Estávamos chegando ao hotel quando a chuva caiu. Forte e densa, difícil de enxergar a rua. Aquele final de dia não conservava mais quase nenhuma luz do sol, e eram os faróis e postes que brilhavam entre as gotas d’água. Parei em frente ao prédio, recebi o dinheiro do hippie, pouco amassado, na verdade, e ele saiu correndo para se proteger da água, carregando o violão, ou a guitarra, de modo a não molhar muito.
Mas acabou esquecendo a malinha.
Naquela noite cheguei em casa gripado, e pela madrugada já estava com uma forte pneumonia. O médico me atendeu em casa, e me mandou ficar cinco dias descansando, longe do táxi e de qualquer serviço. E longe da malinha.
Ao final daquelas férias forçadas, quando voltei a ver o táxi, vi a malinha lá dentro. Sem lembrar a qual passageiro pertencia a guardei em casa, sem nem abrir, esperando pela reclamação do esquecido. Que não veio. Nem naquela semana, nem no mês seguinte. Nem no restante do ano. Foi esquecida pelo seu dono e, muito bem guardada, acabou sendo esquecida também por mim.
Meses atrás, rodeado de bisnetos, fui apresentado às maravilhas da nova TV de alta definição. Um disquinho prateado num aparelho fez surgir na tela aquele negro hippie segurando uma guitarra; com certeza uma guitarra. De forma muito nítida a lembrança veio inteira na cabeça.

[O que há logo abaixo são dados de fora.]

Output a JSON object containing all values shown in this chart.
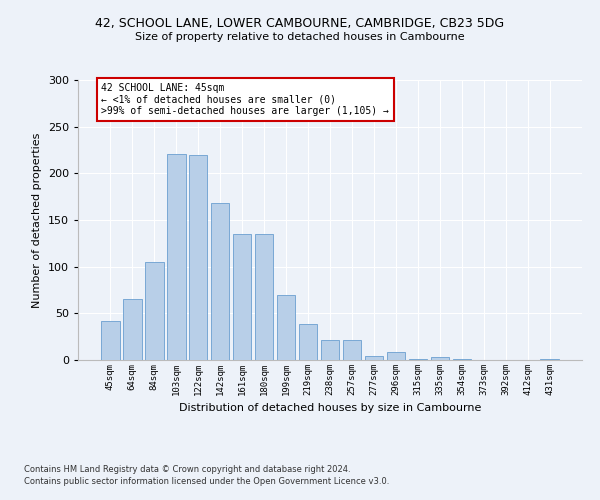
{
  "title1": "42, SCHOOL LANE, LOWER CAMBOURNE, CAMBRIDGE, CB23 5DG",
  "title2": "Size of property relative to detached houses in Cambourne",
  "xlabel": "Distribution of detached houses by size in Cambourne",
  "ylabel": "Number of detached properties",
  "footnote1": "Contains HM Land Registry data © Crown copyright and database right 2024.",
  "footnote2": "Contains public sector information licensed under the Open Government Licence v3.0.",
  "annotation_title": "42 SCHOOL LANE: 45sqm",
  "annotation_line2": "← <1% of detached houses are smaller (0)",
  "annotation_line3": ">99% of semi-detached houses are larger (1,105) →",
  "subject_bar_index": 0,
  "categories": [
    "45sqm",
    "64sqm",
    "84sqm",
    "103sqm",
    "122sqm",
    "142sqm",
    "161sqm",
    "180sqm",
    "199sqm",
    "219sqm",
    "238sqm",
    "257sqm",
    "277sqm",
    "296sqm",
    "315sqm",
    "335sqm",
    "354sqm",
    "373sqm",
    "392sqm",
    "412sqm",
    "431sqm"
  ],
  "values": [
    42,
    65,
    105,
    221,
    220,
    168,
    135,
    135,
    70,
    39,
    21,
    21,
    4,
    9,
    1,
    3,
    1,
    0,
    0,
    0,
    1
  ],
  "bar_color": "#b8cfe8",
  "bar_edge_color": "#6a9fd0",
  "annotation_box_edge_color": "#cc0000",
  "annotation_box_face_color": "#ffffff",
  "background_color": "#edf2f9",
  "grid_color": "#ffffff",
  "ylim": [
    0,
    300
  ],
  "yticks": [
    0,
    50,
    100,
    150,
    200,
    250,
    300
  ]
}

Era um documentário e, numa das entrevistas, um senhor falava sobre as proezas realizadas por aquele jovem guitarrista, mas como a sua criação mais impressionante havia se perdido nos últimos dias de maio de 67. A lenda era a de que Jimi Hendrix havia saído do estúdio com as fitas originais da gravação e as perdido no caminho até o hotel, sem saber exatamente onde. Todas as músicas foram regravadas idênticas, com exceção de uma, que o guitarrista não conseguia mais reproduzir.
Tive que procurar pouco. A malinha ainda estava no porão de minha casa. Dentro vários rolos de gravação, apodrecidos pelo tempo e embolorados pela umidade. Sem qualquer chance de restauração, disse um especialista a quem mostrei.

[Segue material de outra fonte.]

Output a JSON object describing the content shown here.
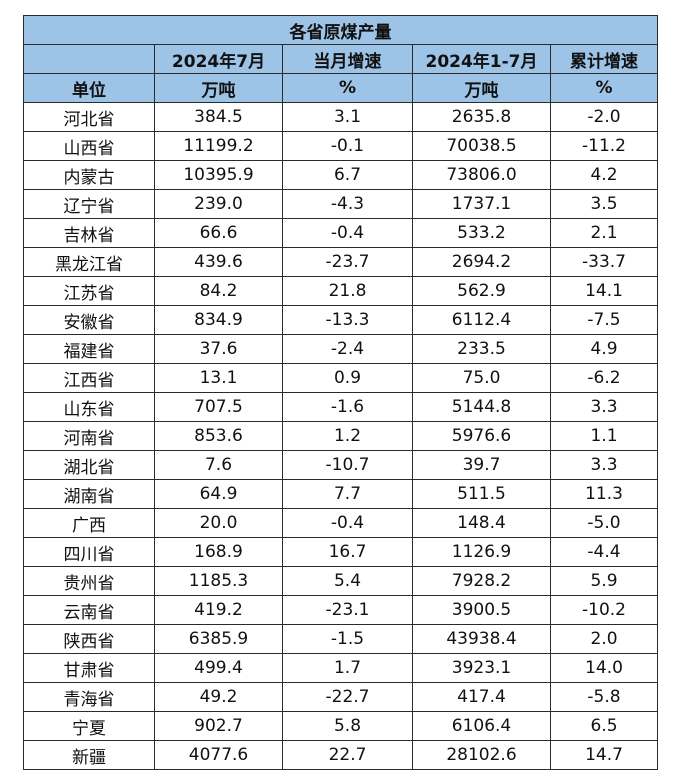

Trinta anos depois me responsabilizo um pouco pelo que aconteceu. E hoje, ao ouvir Little Wing, música que se tornou a canção tema de meus últimos dias, a curiosidade voa quando aos dois minutos e pouco o fading out corta a música abruptamente. O hippie havia dito “mais de cinco minutos das melodias mais bonitas que eu jamais ouviria”. E eu realmente jamais ouvi. Eu e o mundo todo.